A soldier stands in front of election posters in Grozny after the general elections, Monday 28 November 2005. PHOTO - TASR/EPA |
NAIROBI - With Iraq and the Asian tsunami dominating international headlines in 2005, scant airtime was devoted to other major and devastating conflicts and crises from Haiti to Chechnya, a global aid agency said last week. "Silence is the best ally of injustice," said Nicolas de Torrente, the U.S. director of Medecins Sans Frontieres (MSF). MSF published its annual list of the 10 most under-reported humanitarian stories round the world in a bid to jolt consciences into helping the millions of neglected victims.
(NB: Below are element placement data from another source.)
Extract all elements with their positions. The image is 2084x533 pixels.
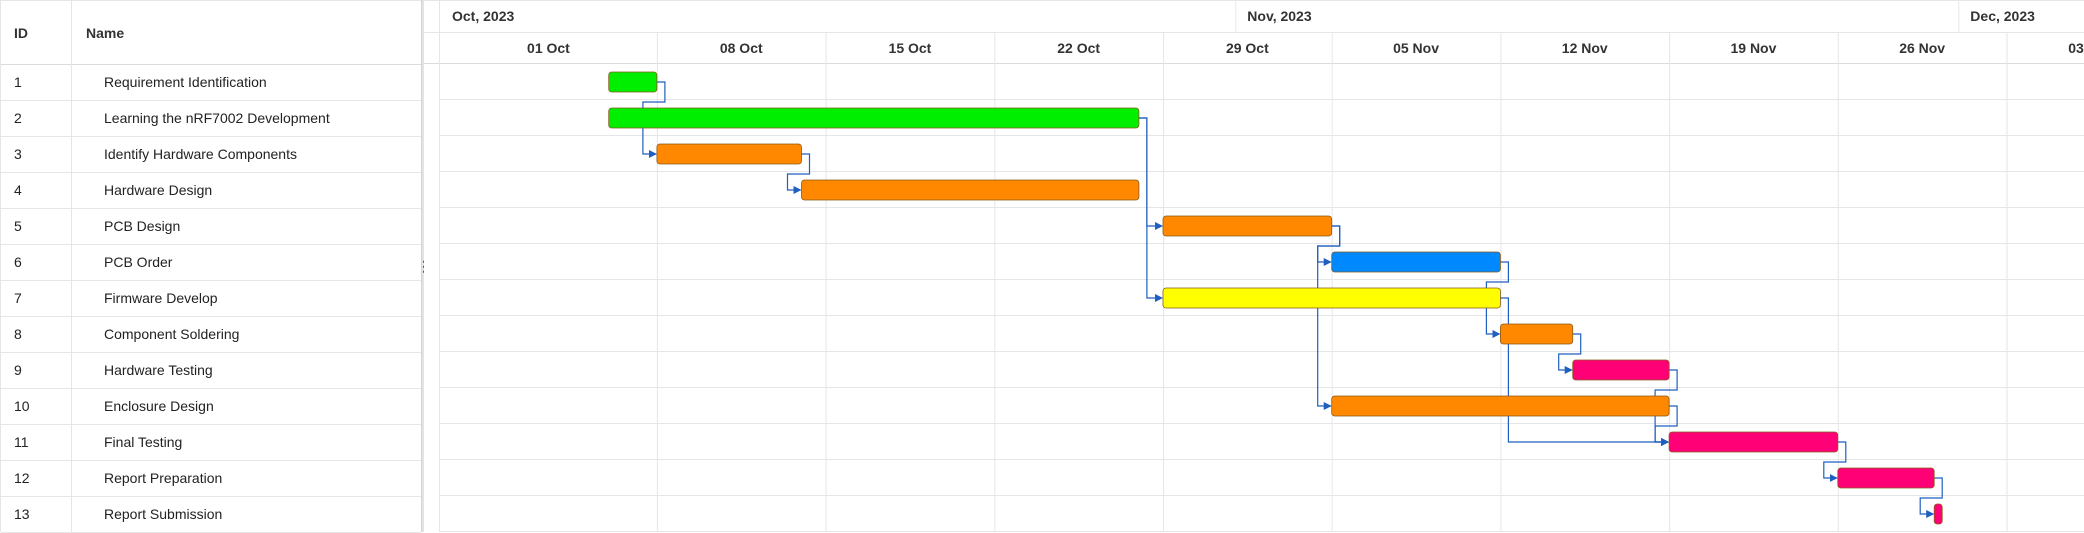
month-label: Dec, 2023 <box>1970 8 2035 24</box>
table-row[interactable]: 9 Hardware Testing <box>1 353 421 389</box>
task-bar[interactable] <box>1837 467 1935 489</box>
task-id-cell: 7 <box>1 281 72 316</box>
task-name-cell: Enclosure Design <box>104 398 214 414</box>
task-id-cell: 3 <box>1 137 72 172</box>
task-name-cell: Firmware Develop <box>104 290 218 306</box>
task-id-cell: 1 <box>1 65 72 100</box>
task-name-cell: Requirement Identification <box>104 74 267 90</box>
week-label: 29 Oct <box>1226 40 1269 56</box>
task-id-cell: 2 <box>1 101 72 136</box>
week-label: 03 Dec <box>2068 40 2084 56</box>
month-label: Nov, 2023 <box>1247 8 1312 24</box>
task-id-cell: 9 <box>1 353 72 388</box>
table-row[interactable]: 8 Component Soldering <box>1 317 421 353</box>
table-row[interactable]: 4 Hardware Design <box>1 173 421 209</box>
grid-chart-splitter[interactable] <box>421 0 424 532</box>
table-row[interactable]: 12 Report Preparation <box>1 461 421 497</box>
dependency-connector <box>1485 261 1509 338</box>
dependency-connector <box>1138 117 1163 302</box>
task-bar[interactable] <box>1162 215 1333 237</box>
timeline-chart: 01 Oct 08 Oct 15 Oct 22 Oct 29 Oct 05 Nov 12 N… <box>424 0 2084 532</box>
task-id-cell: 8 <box>1 317 72 352</box>
task-id-cell: 13 <box>1 497 72 532</box>
table-row[interactable]: 2 Learning the nRF7002 Development <box>1 101 421 137</box>
task-id-cell: 11 <box>1 425 72 460</box>
task-bar[interactable] <box>1572 359 1670 381</box>
task-bar[interactable] <box>608 71 658 93</box>
task-bar[interactable] <box>1500 323 1574 345</box>
week-label: 12 Nov <box>1562 40 1608 56</box>
week-label: 15 Oct <box>889 40 932 56</box>
task-id-cell: 12 <box>1 461 72 496</box>
table-row[interactable]: 3 Identify Hardware Components <box>1 137 421 173</box>
week-label: 22 Oct <box>1057 40 1100 56</box>
table-row[interactable]: 7 Firmware Develop <box>1 281 421 317</box>
task-bar[interactable] <box>1331 251 1501 273</box>
task-bar[interactable] <box>1162 287 1501 309</box>
task-id-cell: 4 <box>1 173 72 208</box>
week-label: 05 Nov <box>1393 40 1439 56</box>
table-row[interactable]: 5 PCB Design <box>1 209 421 245</box>
task-bar[interactable] <box>1331 395 1670 417</box>
table-row[interactable]: 6 PCB Order <box>1 245 421 281</box>
dependency-connector <box>642 81 666 158</box>
table-row[interactable]: 10 Enclosure Design <box>1 389 421 425</box>
grid-header: ID Name <box>1 1 421 65</box>
task-bar[interactable] <box>656 143 802 165</box>
task-bar[interactable] <box>1668 431 1839 453</box>
week-label: 19 Nov <box>1730 40 1776 56</box>
task-id-cell: 5 <box>1 209 72 244</box>
task-name-cell: Hardware Design <box>104 182 213 198</box>
dependency-connector <box>1919 477 1943 518</box>
dependency-connector <box>1654 405 1678 446</box>
table-row[interactable]: 13 Report Submission <box>1 497 421 533</box>
week-label: 01 Oct <box>527 40 570 56</box>
table-row[interactable]: 1 Requirement Identification <box>1 65 421 101</box>
task-name-cell: Final Testing <box>104 434 183 450</box>
task-id-cell: 10 <box>1 389 72 424</box>
dependency-connector <box>786 153 811 194</box>
task-id-cell: 6 <box>1 245 72 280</box>
task-bar[interactable] <box>801 179 1140 201</box>
table-row[interactable]: 11 Final Testing <box>1 425 421 461</box>
task-name-cell: Hardware Testing <box>104 362 213 378</box>
week-label: 26 Nov <box>1899 40 1945 56</box>
task-bar[interactable] <box>608 107 1140 129</box>
task-name-cell: Report Preparation <box>104 470 223 486</box>
task-name-cell: PCB Design <box>104 218 181 234</box>
column-header-id[interactable]: ID <box>1 1 72 65</box>
dependency-connector <box>1500 297 1670 446</box>
task-name-cell: PCB Order <box>104 254 173 270</box>
dependency-connector <box>1558 333 1582 374</box>
dependency-connector <box>1317 225 1341 410</box>
month-label: Oct, 2023 <box>452 8 514 24</box>
timeline-svg: 01 Oct 08 Oct 15 Oct 22 Oct 29 Oct 05 Nov 12 N… <box>424 0 2084 532</box>
task-name-cell: Report Submission <box>104 506 223 522</box>
task-grid: ID Name 1 Requirement Identification 2 Lear… <box>0 0 421 533</box>
task-name-cell: Identify Hardware Components <box>104 146 297 162</box>
week-label: 08 Oct <box>720 40 763 56</box>
task-name-cell: Learning the nRF7002 Development <box>104 110 330 126</box>
task-bar[interactable] <box>1933 503 1943 525</box>
column-header-name[interactable]: Name <box>86 25 125 41</box>
dependency-connector <box>1823 441 1847 482</box>
task-name-cell: Component Soldering <box>104 326 240 342</box>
The world's poorest continent, Africa, accounted for half of the list with five of its worst crises - the Democratic Republic of Congo, south Sudan, Somalia, Uganda and Ivory Coast. Other neglected hot spots were Haiti, Colombia, north India and Chechnya. The lack of attention on the need for research and development into AIDS completed the MSF list. The agency said the positive impact media attention can have was demonstrated by the big response to a well-publicised famine in the west African nation of Niger last year. By contrast, MSF quoted research from the media-tracking journal The Tyndall Report showing that its 10 highlighted crises only accounted for eight minutes of the 14,529 minutes on three major U.S. television networks' nightly newscasts in 2005.
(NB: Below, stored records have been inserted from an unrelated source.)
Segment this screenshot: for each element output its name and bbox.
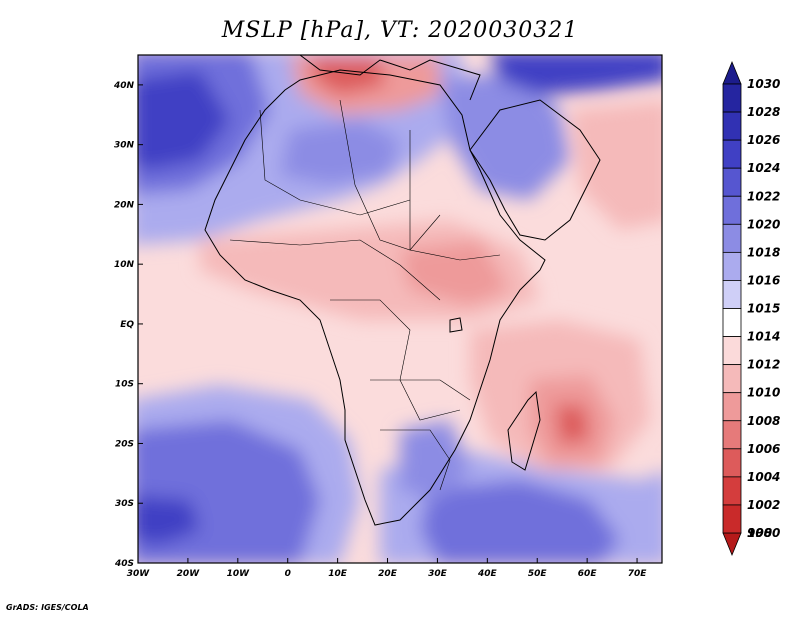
colorbar-label: 1026 xyxy=(747,133,780,147)
colorbar-bottom-arrow xyxy=(722,532,742,557)
colorbar-swatch xyxy=(722,392,742,422)
x-tick-label: 20E xyxy=(378,569,398,579)
chart-title: MSLP [hPa], VT: 2020030321 xyxy=(221,18,579,43)
colorbar-swatch xyxy=(722,364,742,394)
x-tick-label: 30E xyxy=(428,569,448,579)
colorbar-label: 1008 xyxy=(747,414,780,428)
country-borders xyxy=(229,99,501,491)
colorbar-label: 1030 xyxy=(747,77,780,91)
colorbar-swatch xyxy=(722,223,742,253)
colorbar-swatch xyxy=(722,111,742,141)
border-line xyxy=(330,299,461,421)
x-tick-label: 30W xyxy=(127,569,151,579)
colorbar-top-arrow xyxy=(722,60,742,85)
x-tick-label: 60E xyxy=(578,569,598,579)
border-line xyxy=(339,99,441,251)
plot-frame xyxy=(137,54,663,564)
colorbar-swatch xyxy=(722,308,742,337)
madagascar-coastline xyxy=(507,390,541,471)
mediterranean-low-core xyxy=(310,58,385,95)
y-tick-label: 10S xyxy=(115,380,134,390)
colorbar-label: 1002 xyxy=(747,498,780,512)
colorbar-swatch xyxy=(722,420,742,450)
colorbar-label: 1018 xyxy=(747,245,780,259)
colorbar-label: 1010 xyxy=(747,386,780,400)
africa-coastline xyxy=(204,69,546,526)
colorbar-label: 1012 xyxy=(747,358,780,372)
x-tick-label: 20W xyxy=(177,569,201,579)
y-tick-label: 40S xyxy=(114,559,134,569)
colorbar-swatch xyxy=(722,251,742,281)
sahara-high xyxy=(280,120,400,185)
arabia-coastline xyxy=(469,99,601,241)
border-line xyxy=(380,429,451,491)
colorbar-label: 1014 xyxy=(747,330,780,344)
map-axes: 30W 20W 10W 0 10E 20E 30E 40E 50E 60E 70E 40N 30N 20N… xyxy=(113,81,647,579)
border-line xyxy=(259,109,411,216)
lake-victoria xyxy=(449,317,463,333)
colorbar-label: 1004 xyxy=(747,470,780,484)
grads-credit: GrADS: IGES/COLA xyxy=(6,603,89,612)
y-tick-label: 30S xyxy=(115,499,134,509)
colorbar-label: 1016 xyxy=(747,273,780,287)
x-tick-label: 10E xyxy=(328,569,348,579)
colorbar-label: 1006 xyxy=(747,442,780,456)
y-tick-label: 40N xyxy=(113,81,135,91)
y-tick-label: EQ xyxy=(120,320,134,330)
colorbar-swatch xyxy=(722,476,742,506)
colorbar-label: 998 xyxy=(747,526,772,540)
x-tick-label: 50E xyxy=(528,569,548,579)
x-tick-label: 0 xyxy=(285,569,291,579)
colorbar-swatch xyxy=(722,336,742,366)
arabia-low xyxy=(570,100,662,230)
colorbar-swatch xyxy=(722,83,742,113)
colorbar-swatch xyxy=(722,448,742,478)
pressure-field xyxy=(138,55,662,563)
colorbar-label: 1024 xyxy=(747,161,780,175)
south-indian-high-core xyxy=(420,480,620,563)
colorbar-swatch xyxy=(722,504,742,534)
middle-east-high xyxy=(440,70,570,200)
coastlines xyxy=(204,55,601,526)
colorbar-swatch xyxy=(722,195,742,225)
asia-high xyxy=(491,55,662,95)
colorbar-swatch xyxy=(722,167,742,197)
colorbar: 1030 1028 1026 1024 1022 1020 1018 1016 1015 1014… xyxy=(722,60,780,557)
madagascar-low-core xyxy=(555,405,590,445)
y-tick-label: 10N xyxy=(114,260,135,270)
y-tick-label: 30N xyxy=(114,141,135,151)
x-tick-label: 40E xyxy=(477,569,498,579)
y-tick-label: 20S xyxy=(115,439,134,449)
colorbar-swatch xyxy=(722,280,742,309)
border-line xyxy=(370,379,471,401)
colorbar-label: 1022 xyxy=(747,189,780,203)
azores-high-center xyxy=(138,70,230,170)
southern-africa-high xyxy=(400,420,470,500)
colorbar-label: 1028 xyxy=(747,105,780,119)
colorbar-label: 1020 xyxy=(747,217,780,231)
south-atlantic-high-center xyxy=(138,495,200,545)
border-line xyxy=(409,130,501,261)
colorbar-label: 1000 xyxy=(747,526,780,540)
border-line xyxy=(229,239,441,301)
europe-coastline xyxy=(299,55,481,101)
x-tick-label: 70E xyxy=(628,569,648,579)
colorbar-label: 1015 xyxy=(747,302,780,316)
y-tick-label: 20N xyxy=(114,200,135,210)
colorbar-swatch xyxy=(722,139,742,169)
x-tick-label: 10W xyxy=(227,569,251,579)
MSF did not rank the crises in order of importance. But its report gave first mention to the vast Democratic Republic of Congo, where a 1998-2003 war killed nearly 4 million people and 1,000 more a day still die from conflict-related causes. "The extreme deprivation and violence endured by millions of Congolese goes virtually unnoticed to the rest of the world," MSF said, noting that recent fighting between the Congolese army and Mai Mai rebels had displaced tens of thousands.